The Environmental Protection Agency’s senior counsel has resigned amid turmoil inside the agency while Administrator Scott Pruitt attempts to fend off multiple scandals.
Sarah Greenwalt, a close aide to Pruitt who worked with him when he was Oklahoma’s attorney general, is leaving the agency, according to the Washington Post and New York Times.
Her resignation comes as another top Pruitt staffer, Millan Hupp, his director of scheduling, resigned from the agency after telling a congressional committee that she was asked by Pruitt to obtain a used mattress from the Trump International Hotel in Washington.
Greenwalt attracted notice for receiving a more than 52 percent pay raise, from $107,435 to $164,200, from the EPA, which the agency gave by invoking a little-used statute despite the White House’s disapproval. Pruitt later reversed the raise after being criticized. Hupp, who also followed Pruitt from Oklahoma, had her raise revoked as well.
The EPA did not respond to a request for comment.
Greenwalt and Hupp are among the EPA staffers who have interviewed with the House Oversight and Government Reform Committee as part of its probe over Pruitt’s spending and ethics.
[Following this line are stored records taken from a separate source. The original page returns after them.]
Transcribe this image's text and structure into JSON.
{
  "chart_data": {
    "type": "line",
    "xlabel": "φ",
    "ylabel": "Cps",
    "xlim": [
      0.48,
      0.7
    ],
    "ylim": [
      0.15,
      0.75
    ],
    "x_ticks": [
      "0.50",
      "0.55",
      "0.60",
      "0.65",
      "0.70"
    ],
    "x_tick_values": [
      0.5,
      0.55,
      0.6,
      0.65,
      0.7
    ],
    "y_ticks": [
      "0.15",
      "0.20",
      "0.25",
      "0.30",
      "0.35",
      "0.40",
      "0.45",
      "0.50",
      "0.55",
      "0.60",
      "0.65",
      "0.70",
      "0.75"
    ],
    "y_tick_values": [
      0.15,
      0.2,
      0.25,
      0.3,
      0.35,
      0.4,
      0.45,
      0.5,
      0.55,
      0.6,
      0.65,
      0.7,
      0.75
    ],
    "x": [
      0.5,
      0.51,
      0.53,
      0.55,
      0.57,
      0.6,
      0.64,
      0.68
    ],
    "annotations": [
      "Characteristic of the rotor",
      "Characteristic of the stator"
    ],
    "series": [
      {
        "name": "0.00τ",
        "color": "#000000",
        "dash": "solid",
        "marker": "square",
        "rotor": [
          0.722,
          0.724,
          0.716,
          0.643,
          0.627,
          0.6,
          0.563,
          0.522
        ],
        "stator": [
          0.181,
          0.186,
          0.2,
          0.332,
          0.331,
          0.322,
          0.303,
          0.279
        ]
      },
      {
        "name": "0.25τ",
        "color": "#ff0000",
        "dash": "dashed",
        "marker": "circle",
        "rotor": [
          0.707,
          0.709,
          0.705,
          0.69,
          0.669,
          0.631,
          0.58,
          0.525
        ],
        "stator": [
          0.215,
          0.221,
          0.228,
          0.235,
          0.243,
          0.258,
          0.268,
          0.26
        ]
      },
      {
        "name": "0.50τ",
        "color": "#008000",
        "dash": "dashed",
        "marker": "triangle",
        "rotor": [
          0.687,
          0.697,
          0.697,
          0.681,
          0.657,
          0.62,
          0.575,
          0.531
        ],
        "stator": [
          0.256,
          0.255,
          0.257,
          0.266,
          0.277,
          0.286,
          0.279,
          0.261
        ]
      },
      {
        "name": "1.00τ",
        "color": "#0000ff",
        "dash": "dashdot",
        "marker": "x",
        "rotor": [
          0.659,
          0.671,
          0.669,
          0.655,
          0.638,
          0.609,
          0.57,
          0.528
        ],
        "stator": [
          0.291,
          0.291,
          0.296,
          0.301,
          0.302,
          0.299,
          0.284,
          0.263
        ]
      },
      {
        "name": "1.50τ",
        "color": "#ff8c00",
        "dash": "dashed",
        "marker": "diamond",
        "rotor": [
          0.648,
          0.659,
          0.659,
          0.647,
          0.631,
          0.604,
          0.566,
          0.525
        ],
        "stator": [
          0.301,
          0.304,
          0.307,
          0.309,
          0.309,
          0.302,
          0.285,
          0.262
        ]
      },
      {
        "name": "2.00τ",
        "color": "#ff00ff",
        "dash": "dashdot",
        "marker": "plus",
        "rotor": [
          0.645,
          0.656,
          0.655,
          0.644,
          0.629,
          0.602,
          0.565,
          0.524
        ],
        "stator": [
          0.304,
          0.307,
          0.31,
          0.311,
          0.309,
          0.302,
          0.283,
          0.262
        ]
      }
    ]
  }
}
Their resignations are the latest high-level departures of aides close to Pruitt.
Liz Bowman, the top communications staffer at the EPA, left the agency last month.
The EPA also recently announced the departures of Albert “Kell” Kelly, who led the agency’s Superfund program that helps clean up hazardous sites, and Pasquale “Nino” Perrotta, the head of Pruitt’s security detail, a major figure and witness in federal probes of Pruitt.
Pruitt, in testimony before Congress, has downplayed his role in various spending, hiring, and security decisions at the agency, mostly blaming career and political staff who work under him. Pruitt’s deflecting of responsibility has damaged morale, sources tell the Washington Examiner, leading to a flood of departures.
Despite the developments, President Trump reiterated his confidence in Pruitt Wednesday while at a Cabinet meeting at the Federal Emergency Management Agency.
“EPA is doing really, really well,” Trump said. “Somebody has to say that. You know that, Scott.”